Le Comité libanais fait partie d’un groupe de quelque 70 associations et regroupements écologiques et sociaux, qui lance une campagne en faveur de l’adoption d’une stratégie globale de traitement des déchets ménagers au Liban. Ce groupe demande l’ouverture d’une enquête sur ce qu’il considère comme un gaspillage et des abus dans la gestion passée de ce dossier. « À l’issue de la rupture du contrat avec Sukleen, l’État devra payer 80 millions de dollars d’indemnités, sans compter quelque 120 millions de dollars d’arriérés dus à la compagnie », précise M. Maalouf. « Il faut que nous soyons fixés là-dessus. »
Au cours de leurs réunions, les associations revendiquent davantage de transparence dans la préparation des cahiers des charges, qui sont à la base de toute la future gestion du dossier. « On devrait être capable de consulter ce document avant son approbation, estime-t-il. Vu les erreurs passées dans la gestion de ce dossier, il est indispensable que l’État adopte une stratégie nationale complète et convaincante, sinon ce sera l’impasse pour le choix des sites de décharges auxquels les populations locales resteront opposées. »
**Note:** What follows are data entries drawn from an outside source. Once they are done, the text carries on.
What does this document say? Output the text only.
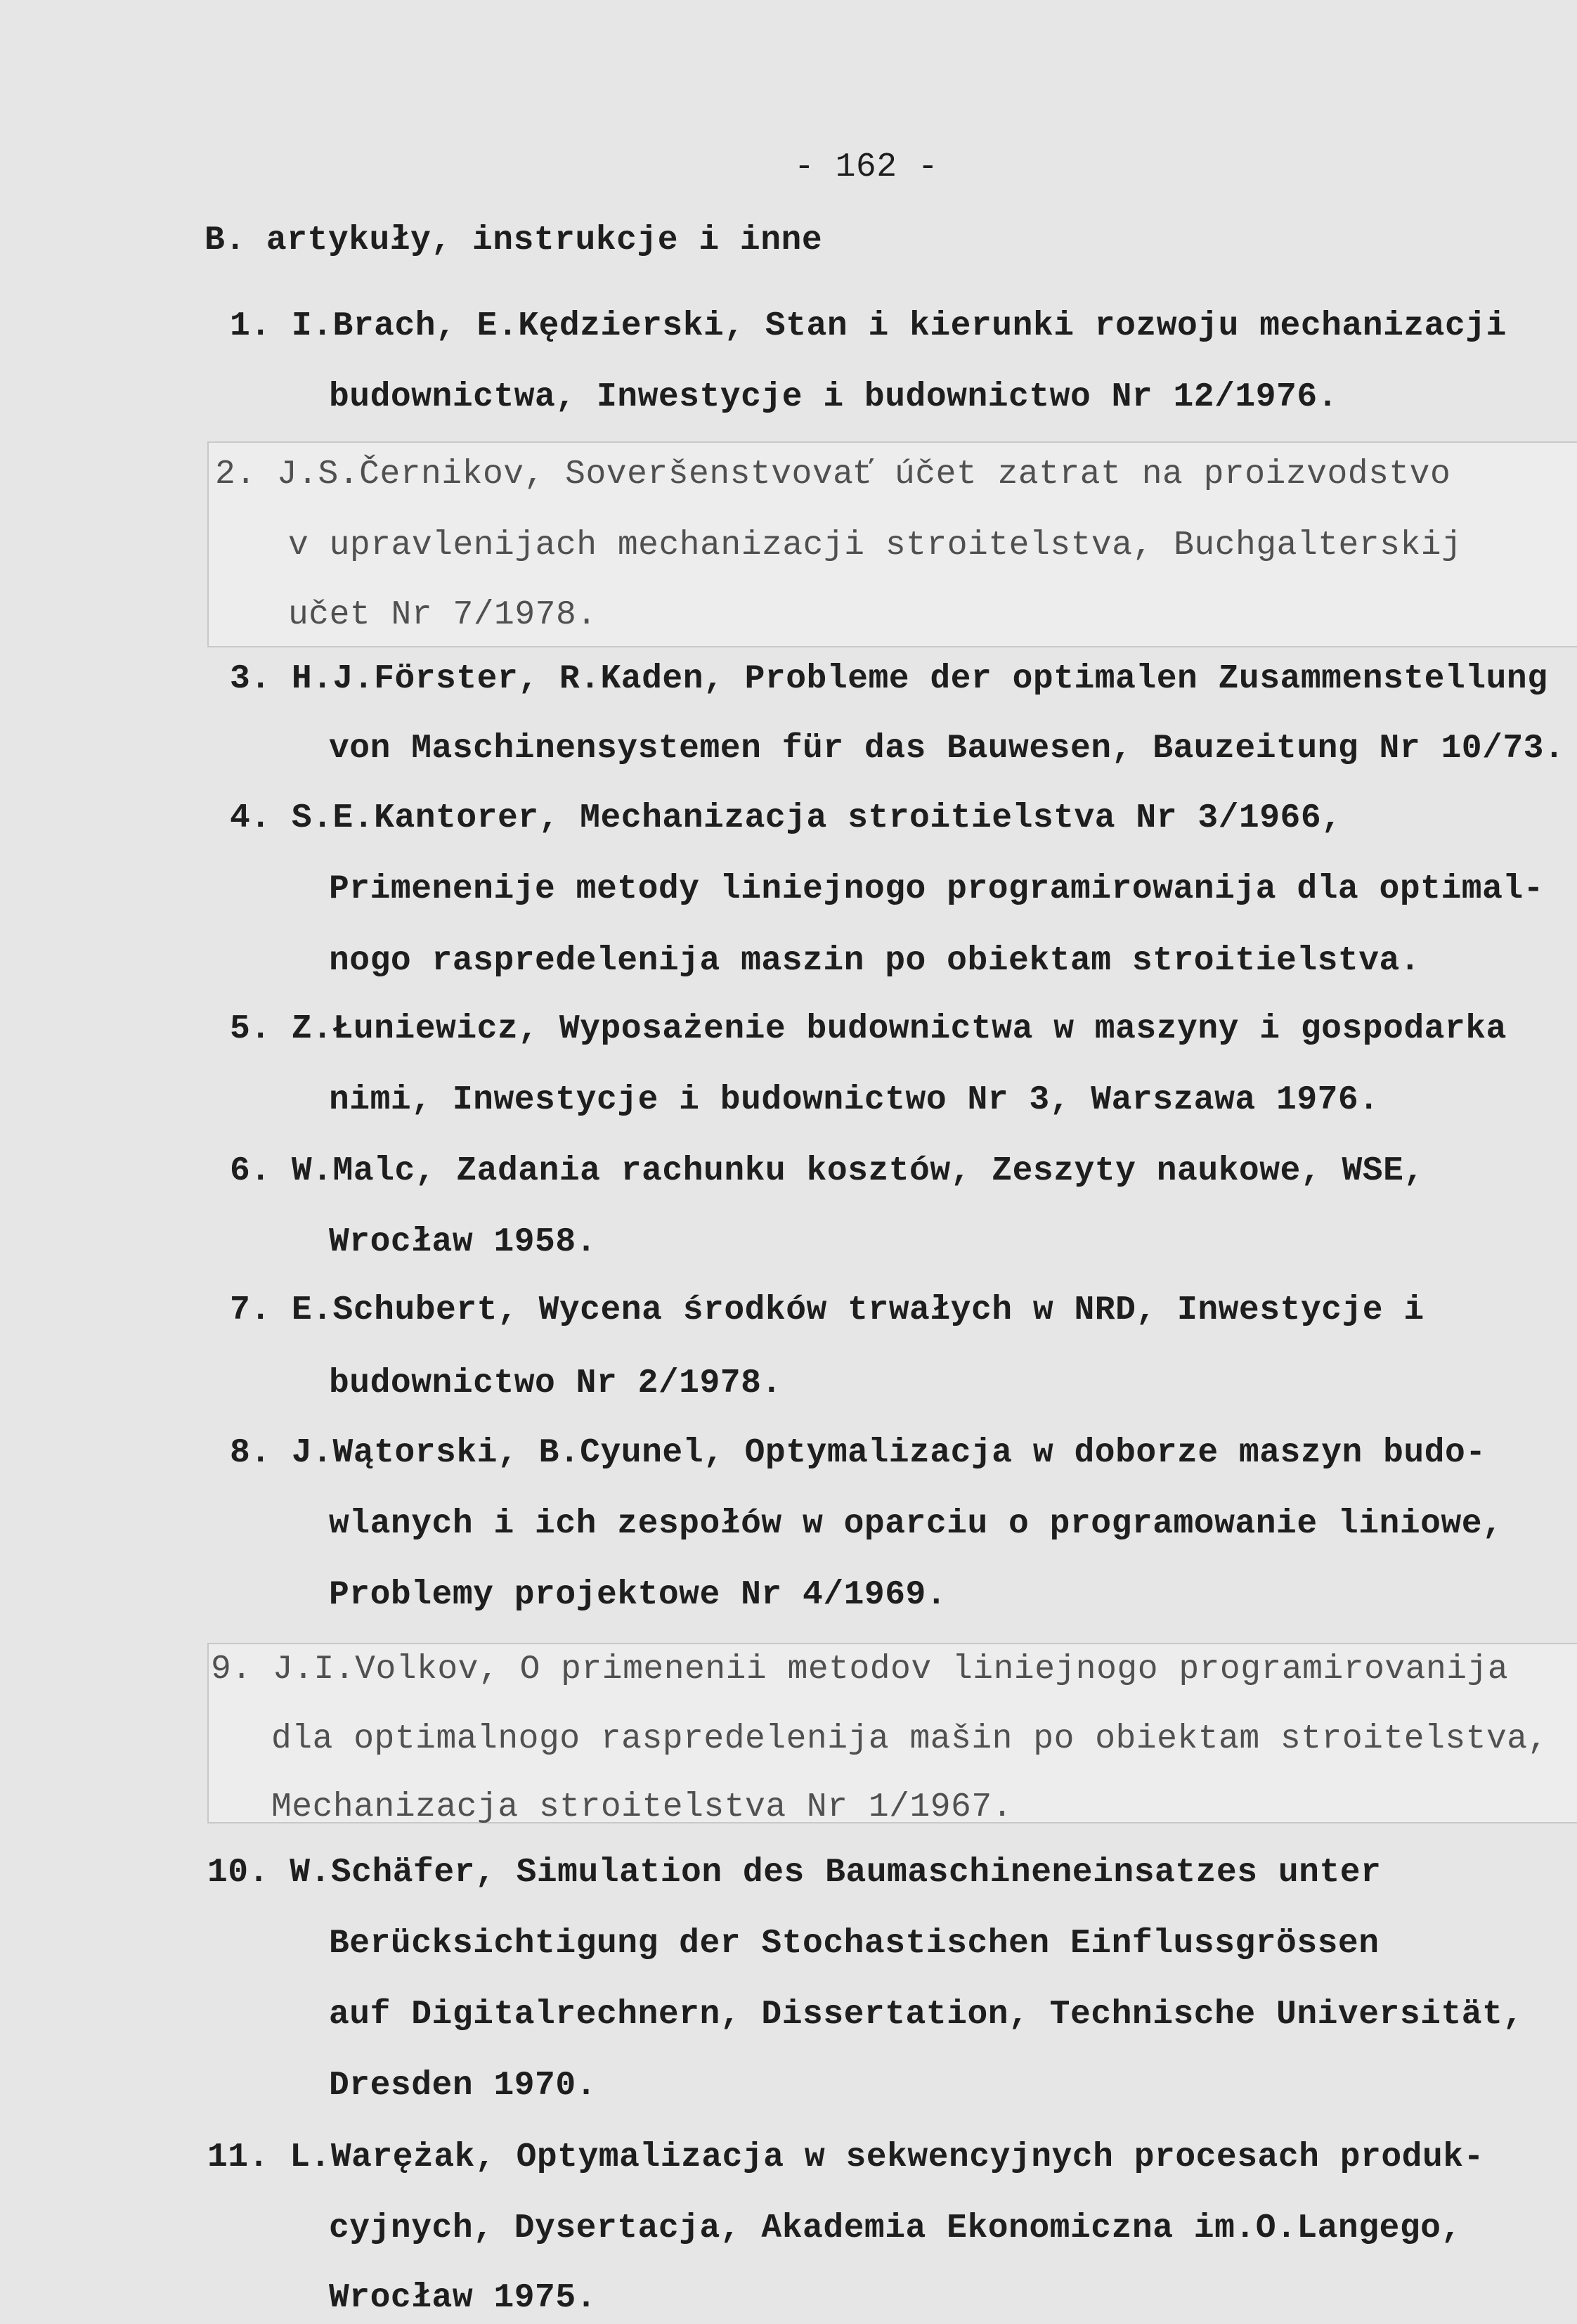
- 162 -
B. artykuły, instrukcje i inne
1. I.Brach, E.Kędzierski, Stan i kierunki rozwoju mechanizacji
budownictwa, Inwestycje i budownictwo Nr 12/1976.
2. J.S.Černikov, Soveršenstvovať účet zatrat na proizvodstvo
v upravlenijach mechanizacji stroitelstva, Buchgalterskij
učet Nr 7/1978.
3. H.J.Förster, R.Kaden, Probleme der optimalen Zusammenstellung
von Maschinensystemen für das Bauwesen, Bauzeitung Nr 10/73.
4. S.E.Kantorer, Mechanizacja stroitielstva Nr 3/1966,
Primenenije metody liniejnogo programirowanija dla optimal-
nogo raspredelenija maszin po obiektam stroitielstva.
5. Z.Łuniewicz, Wyposażenie budownictwa w maszyny i gospodarka
nimi, Inwestycje i budownictwo Nr 3, Warszawa 1976.
6. W.Malc, Zadania rachunku kosztów, Zeszyty naukowe, WSE,
Wrocław 1958.
7. E.Schubert, Wycena środków trwałych w NRD, Inwestycje i
budownictwo Nr 2/1978.
8. J.Wątorski, B.Cyunel, Optymalizacja w doborze maszyn budo-
wlanych i ich zespołów w oparciu o programowanie liniowe,
Problemy projektowe Nr 4/1969.
9. J.I.Volkov, O primenenii metodov liniejnogo programirovanija
dla optimalnogo raspredelenija mašin po obiektam stroitelstva,
Mechanizacja stroitelstva Nr 1/1967.
10. W.Schäfer, Simulation des Baumaschineneinsatzes unter
Berücksichtigung der Stochastischen Einflussgrössen
auf Digitalrechnern, Dissertation, Technische Universität,
Dresden 1970.
11. L.Warężak, Optymalizacja w sekwencyjnych procesach produk-
cyjnych, Dysertacja, Akademia Ekonomiczna im.O.Langego,
Wrocław 1975.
La question du traitement des déchets ménagers n’est peut-être pas compliquée techniquement, mais elle pose de graves problèmes au niveau de la population, notamment dans un pays au tissu social fort complexe. Aujourd’hui, les ordures jonchent les bords des routes, les vallées, les côtes... Mais, malgré cette situation désastreuse, qui donc est disposé à payer le prix d’une solution, alors que l’ingrédient essentiel de la réussite manque toujours : la confiance entre le peuple et ses dirigeants.
Suzanne BAAKLINI
Le point le plus conflictuel figurant à l’ordre du jour du Conseil des ministres d’aujourd’hui porte sur un plan national pour le traitement des déchets solides ménagers sur tout le territoire libanais, mis au point par un comité technique chargé par le gouvernement de déterminer les sites susceptibles d’accueillir des décharges sanitaires. Le projet final devra être...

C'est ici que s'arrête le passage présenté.